There are several advantages to using CPU-only data augmentation libraries like audiomentations:

  • Easy to get started: Audiomentations is straightforward to install and use, which makes it a good choice for beginners or for those who want to quickly prototype an idea.
  • No VRAM usage: These libraries don't use valuable VRAM, which you might want to allocate to your model with large batch sizes.
  • Often fast enough to keep GPU(s) busy: Running augmentations on CPU on multiple threads in a data loader can be fast enough to keep your GPU(s) busy, which means that data loading doesn't become a bottleneck if the model's GPU utilization is already high.
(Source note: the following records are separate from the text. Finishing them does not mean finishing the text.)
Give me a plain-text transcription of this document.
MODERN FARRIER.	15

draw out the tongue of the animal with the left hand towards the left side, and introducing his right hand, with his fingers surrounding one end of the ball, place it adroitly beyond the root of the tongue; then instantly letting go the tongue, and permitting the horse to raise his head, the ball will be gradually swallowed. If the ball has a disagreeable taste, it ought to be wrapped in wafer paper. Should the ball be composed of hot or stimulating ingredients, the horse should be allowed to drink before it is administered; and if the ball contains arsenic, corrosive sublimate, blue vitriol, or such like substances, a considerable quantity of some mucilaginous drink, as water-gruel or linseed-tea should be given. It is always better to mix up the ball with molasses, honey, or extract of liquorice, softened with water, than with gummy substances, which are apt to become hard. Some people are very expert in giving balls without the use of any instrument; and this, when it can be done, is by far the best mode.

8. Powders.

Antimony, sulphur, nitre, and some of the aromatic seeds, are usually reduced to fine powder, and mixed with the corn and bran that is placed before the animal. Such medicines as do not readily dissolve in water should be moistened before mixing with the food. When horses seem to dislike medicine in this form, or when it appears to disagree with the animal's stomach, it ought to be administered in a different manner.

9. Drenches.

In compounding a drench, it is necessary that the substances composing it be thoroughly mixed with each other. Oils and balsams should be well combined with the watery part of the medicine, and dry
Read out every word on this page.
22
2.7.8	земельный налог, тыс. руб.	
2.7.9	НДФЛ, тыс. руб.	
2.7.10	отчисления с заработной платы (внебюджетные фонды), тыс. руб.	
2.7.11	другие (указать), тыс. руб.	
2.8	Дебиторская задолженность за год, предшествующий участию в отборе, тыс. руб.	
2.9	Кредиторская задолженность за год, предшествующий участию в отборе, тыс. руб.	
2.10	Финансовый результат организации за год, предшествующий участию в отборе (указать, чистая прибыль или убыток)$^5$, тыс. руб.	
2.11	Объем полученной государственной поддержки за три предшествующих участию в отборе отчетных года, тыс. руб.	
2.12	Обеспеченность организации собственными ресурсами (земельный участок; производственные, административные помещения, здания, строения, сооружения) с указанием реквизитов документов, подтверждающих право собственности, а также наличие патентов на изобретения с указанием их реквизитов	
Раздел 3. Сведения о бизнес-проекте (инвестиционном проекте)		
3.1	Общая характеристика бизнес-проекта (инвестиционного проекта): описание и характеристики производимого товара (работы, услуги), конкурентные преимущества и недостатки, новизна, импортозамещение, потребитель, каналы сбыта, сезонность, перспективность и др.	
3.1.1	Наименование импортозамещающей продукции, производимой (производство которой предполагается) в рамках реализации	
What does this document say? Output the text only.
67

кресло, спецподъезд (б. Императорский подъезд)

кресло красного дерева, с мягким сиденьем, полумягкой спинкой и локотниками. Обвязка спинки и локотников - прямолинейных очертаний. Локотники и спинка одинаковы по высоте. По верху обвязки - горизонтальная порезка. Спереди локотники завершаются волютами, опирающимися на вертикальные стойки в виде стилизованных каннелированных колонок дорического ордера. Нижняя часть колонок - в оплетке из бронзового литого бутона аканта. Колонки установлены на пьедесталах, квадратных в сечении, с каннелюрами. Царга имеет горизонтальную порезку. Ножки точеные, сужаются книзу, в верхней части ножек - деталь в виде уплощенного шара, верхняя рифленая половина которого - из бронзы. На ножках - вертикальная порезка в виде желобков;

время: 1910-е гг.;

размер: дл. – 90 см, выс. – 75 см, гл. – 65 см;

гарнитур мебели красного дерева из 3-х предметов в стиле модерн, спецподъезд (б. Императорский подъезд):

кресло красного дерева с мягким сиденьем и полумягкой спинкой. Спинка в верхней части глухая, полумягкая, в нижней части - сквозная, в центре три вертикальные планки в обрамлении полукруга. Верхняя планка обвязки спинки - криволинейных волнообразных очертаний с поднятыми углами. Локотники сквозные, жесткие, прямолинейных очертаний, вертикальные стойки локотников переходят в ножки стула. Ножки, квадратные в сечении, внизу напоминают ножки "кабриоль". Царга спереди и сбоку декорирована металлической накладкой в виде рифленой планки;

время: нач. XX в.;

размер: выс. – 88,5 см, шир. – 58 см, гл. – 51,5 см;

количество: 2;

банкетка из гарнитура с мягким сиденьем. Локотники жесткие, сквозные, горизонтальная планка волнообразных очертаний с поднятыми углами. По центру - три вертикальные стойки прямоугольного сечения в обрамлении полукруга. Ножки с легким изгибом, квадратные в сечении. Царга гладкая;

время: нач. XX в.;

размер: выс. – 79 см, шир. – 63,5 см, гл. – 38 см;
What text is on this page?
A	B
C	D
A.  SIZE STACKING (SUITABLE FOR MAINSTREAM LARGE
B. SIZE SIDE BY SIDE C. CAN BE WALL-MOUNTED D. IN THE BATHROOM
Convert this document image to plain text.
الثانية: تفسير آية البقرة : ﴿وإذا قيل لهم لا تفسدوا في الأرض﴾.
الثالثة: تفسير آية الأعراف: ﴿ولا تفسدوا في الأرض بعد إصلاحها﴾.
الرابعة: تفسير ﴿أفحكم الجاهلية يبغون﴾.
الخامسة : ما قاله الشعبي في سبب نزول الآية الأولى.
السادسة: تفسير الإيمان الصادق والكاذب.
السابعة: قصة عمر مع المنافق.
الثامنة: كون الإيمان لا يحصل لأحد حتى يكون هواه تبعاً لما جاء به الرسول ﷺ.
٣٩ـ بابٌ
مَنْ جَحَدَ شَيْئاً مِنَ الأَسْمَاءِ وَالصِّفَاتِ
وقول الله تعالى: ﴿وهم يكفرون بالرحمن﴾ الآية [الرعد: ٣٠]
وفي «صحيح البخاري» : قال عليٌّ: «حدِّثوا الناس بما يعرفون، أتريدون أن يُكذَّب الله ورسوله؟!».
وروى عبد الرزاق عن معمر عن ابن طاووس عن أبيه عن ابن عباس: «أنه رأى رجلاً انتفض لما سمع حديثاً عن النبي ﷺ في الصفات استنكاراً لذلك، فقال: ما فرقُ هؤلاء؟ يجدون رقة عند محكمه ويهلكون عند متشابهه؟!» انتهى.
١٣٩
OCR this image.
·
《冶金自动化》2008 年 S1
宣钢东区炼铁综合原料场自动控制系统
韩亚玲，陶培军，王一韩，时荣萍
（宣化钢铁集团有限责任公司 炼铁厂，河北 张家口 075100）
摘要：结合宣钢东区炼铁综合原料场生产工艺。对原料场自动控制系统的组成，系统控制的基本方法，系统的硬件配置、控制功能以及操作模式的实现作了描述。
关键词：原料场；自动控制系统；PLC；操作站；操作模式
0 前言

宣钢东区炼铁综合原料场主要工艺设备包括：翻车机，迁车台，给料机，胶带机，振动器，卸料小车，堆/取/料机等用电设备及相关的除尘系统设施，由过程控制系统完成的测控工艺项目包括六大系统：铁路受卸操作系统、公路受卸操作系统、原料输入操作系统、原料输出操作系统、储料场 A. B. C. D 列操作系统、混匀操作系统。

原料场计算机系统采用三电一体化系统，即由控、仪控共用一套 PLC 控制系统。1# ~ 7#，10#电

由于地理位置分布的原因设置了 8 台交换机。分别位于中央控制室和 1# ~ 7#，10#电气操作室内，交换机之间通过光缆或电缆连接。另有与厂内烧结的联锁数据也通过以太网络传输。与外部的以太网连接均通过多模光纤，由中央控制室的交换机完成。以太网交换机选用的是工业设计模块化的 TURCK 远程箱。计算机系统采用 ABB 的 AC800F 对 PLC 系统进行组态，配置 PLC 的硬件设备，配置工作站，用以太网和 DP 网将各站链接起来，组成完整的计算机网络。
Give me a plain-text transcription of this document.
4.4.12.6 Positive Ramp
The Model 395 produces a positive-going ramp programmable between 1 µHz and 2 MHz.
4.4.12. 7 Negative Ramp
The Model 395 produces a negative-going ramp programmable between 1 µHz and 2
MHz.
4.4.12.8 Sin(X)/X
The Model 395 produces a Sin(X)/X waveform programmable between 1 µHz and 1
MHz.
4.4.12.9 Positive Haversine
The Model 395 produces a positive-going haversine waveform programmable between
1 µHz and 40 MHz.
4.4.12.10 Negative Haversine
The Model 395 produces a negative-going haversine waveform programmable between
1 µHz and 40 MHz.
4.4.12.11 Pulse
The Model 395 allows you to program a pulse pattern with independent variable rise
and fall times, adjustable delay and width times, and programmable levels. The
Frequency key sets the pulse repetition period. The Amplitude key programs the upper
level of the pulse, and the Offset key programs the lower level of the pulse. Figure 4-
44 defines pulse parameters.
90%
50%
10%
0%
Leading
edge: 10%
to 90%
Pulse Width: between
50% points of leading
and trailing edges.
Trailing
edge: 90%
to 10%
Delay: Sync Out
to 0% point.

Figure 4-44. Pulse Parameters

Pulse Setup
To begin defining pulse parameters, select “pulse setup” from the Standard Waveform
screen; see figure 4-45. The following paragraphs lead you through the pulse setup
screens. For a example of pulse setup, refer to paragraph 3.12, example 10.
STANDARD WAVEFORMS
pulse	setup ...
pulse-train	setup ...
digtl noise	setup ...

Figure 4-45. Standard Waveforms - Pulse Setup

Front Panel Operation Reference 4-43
This can speed up model training.
  • Larger selection of transforms: Some types of transforms, such as Mp3Compression, only have CPU implementations that can't run on GPU. This means that audiomentations provides a more extensive selection of transforms than torch-audiomentations.
  • Independent of specific tensor processing libraries: Audiomentations is CPU-only, which means it is not tied to a specific tensor processing library like TensorFlow or PyTorch.

Pros of running audio augmentation transforms on GPU(s)

There are also advantages to running audio augmentation transforms on GPU, for example, with the help of torch-audiomentations :

  • Faster processing: When your model is not big enough to utilize your GPU fully (in terms of processing capabilities and VRAM), running transforms on GPU can make sense, especially when the transforms are much faster on GPU than on CPU. An example of this is convolution, which can be used for applying room reverb or various filters.
  • Can speed up training: If running the data loader becomes a bottleneck when running the transforms on CPU, running transforms on GPU(s) instead can speed up the training.

In summary, whether to use CPU-only libraries like audiomentations or GPU-accelerated libraries like torch-audiomentations depends on the specific requirements of your model and the available hardware. If your model training pipeline doesn't utilize your GPU(s) fully, running transforms on GPU might be the best choice. However, if your model's GPU utilization is already very high, running the transforms on multiple CPU threads might be the best option. It boils down to checking where your bottleneck is.